The grooves are spilled with water. Then the seeds are laid out in them by hand or a special device is used. Some people stick the planting material on paper tapes with a paste, and then simply put them on the ground and fall asleep. The filled grooves are lightly pressed with a roller or the back of the glanders. It is advisable to mulch crops with high-moor peat, sawdust, then water and cover with a film or (even better) non-woven cloth. The film is removed when shoots appear, but the non-woven fabric can be left until the onset of heat - water, air and even sunlight penetrate through it, plants will be able to sprout and grow by lifting it.
Growing seedlings and planting
You can cook seedlings at home: sow radishes in boxes 10 cm high, provide them with regular moisture, bright light for 12 hours and an air temperature of +20 ° C during the day and +10 ° C at night.
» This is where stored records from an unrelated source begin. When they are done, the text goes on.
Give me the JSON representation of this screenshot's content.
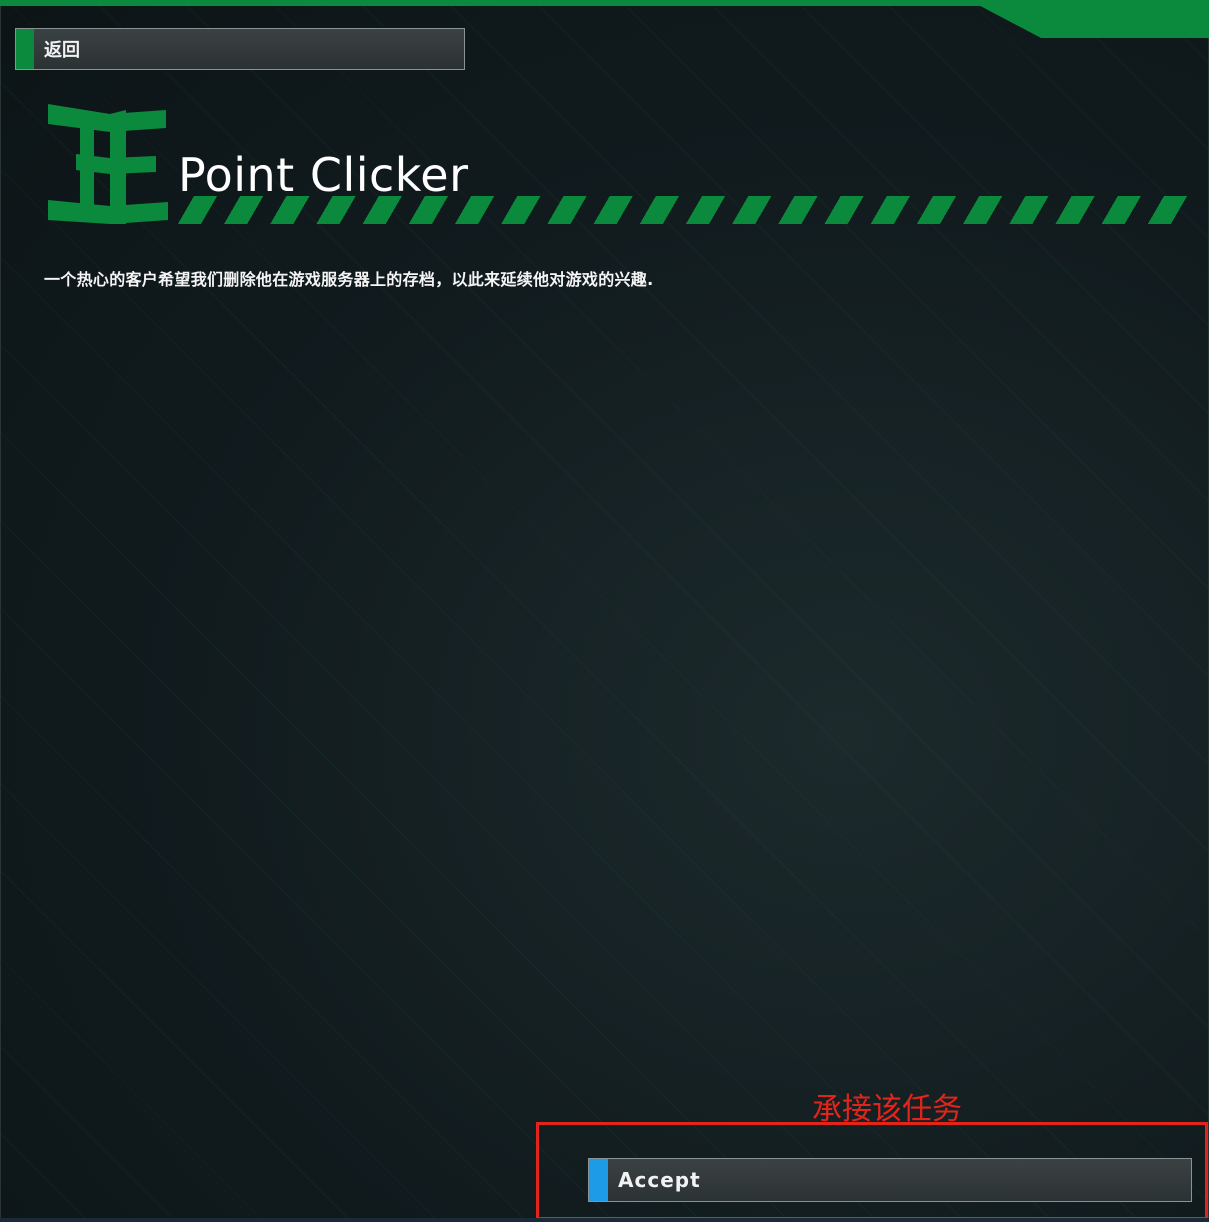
{
  "colors": {
    "accent_green": "#0b8a3d",
    "accept_blue": "#1d9be6",
    "annotation_red": "#e3241b"
  },
  "header": {
    "back_label": "返回"
  },
  "mission": {
    "logo_icon": "3e-logo-icon",
    "title": "Point Clicker",
    "description": "一个热心的客户希望我们删除他在游戏服务器上的存档，以此来延续他对游戏的兴趣."
  },
  "annotation": {
    "label": "承接该任务"
  },
  "footer": {
    "accept_label": "Accept"
  }
}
As you can see, this radish care is simple. It is advisable to lower the temperature to prevent the seedlings from stretching too much if the planting time is delayed.
Thinning crops it is easy to damage the delicate roots. The right thing is done by those vegetable growers who simply pinch off weak plants from the ground, and do not pull them out. Plants can be transplanted into the garden when the weather permits, regardless of the number of leaves. But it is not worth diving - if you damage the root even a little, then the plant will throw out a flower arrow.
Caring for the "bed on the windowsill"
If possible, it is better to keep the plants on the balcony so that the temperature did not exceed 15 degrees or in a well-lit room, but away from batteries. If there is too much heat, the plant will not form properly - luxurious greenery without roots.
Lighting should be sufficient, it will be necessary to increase daylight hours with a lamp... With a long daylight hours, the radish will turn out to be juicy, with dense pulp.
The plant loves moisture, so it is impossible to overdry the soil. But it is not recommended to moisturize too much, it is better to water often, but little by little.
Top dressing is not necessaryif the soil composition is well matched. Radish develops and ripens very quickly, having time to take all the necessary substances from the soil.
In no more than 20 days, without much hassle, an ecologically clean harvest of delicious radishes rich in vitamins and useful minerals will grow on the balcony or windowsill. You will delight your family and surprise your friends with a fresh root vegetable on your table.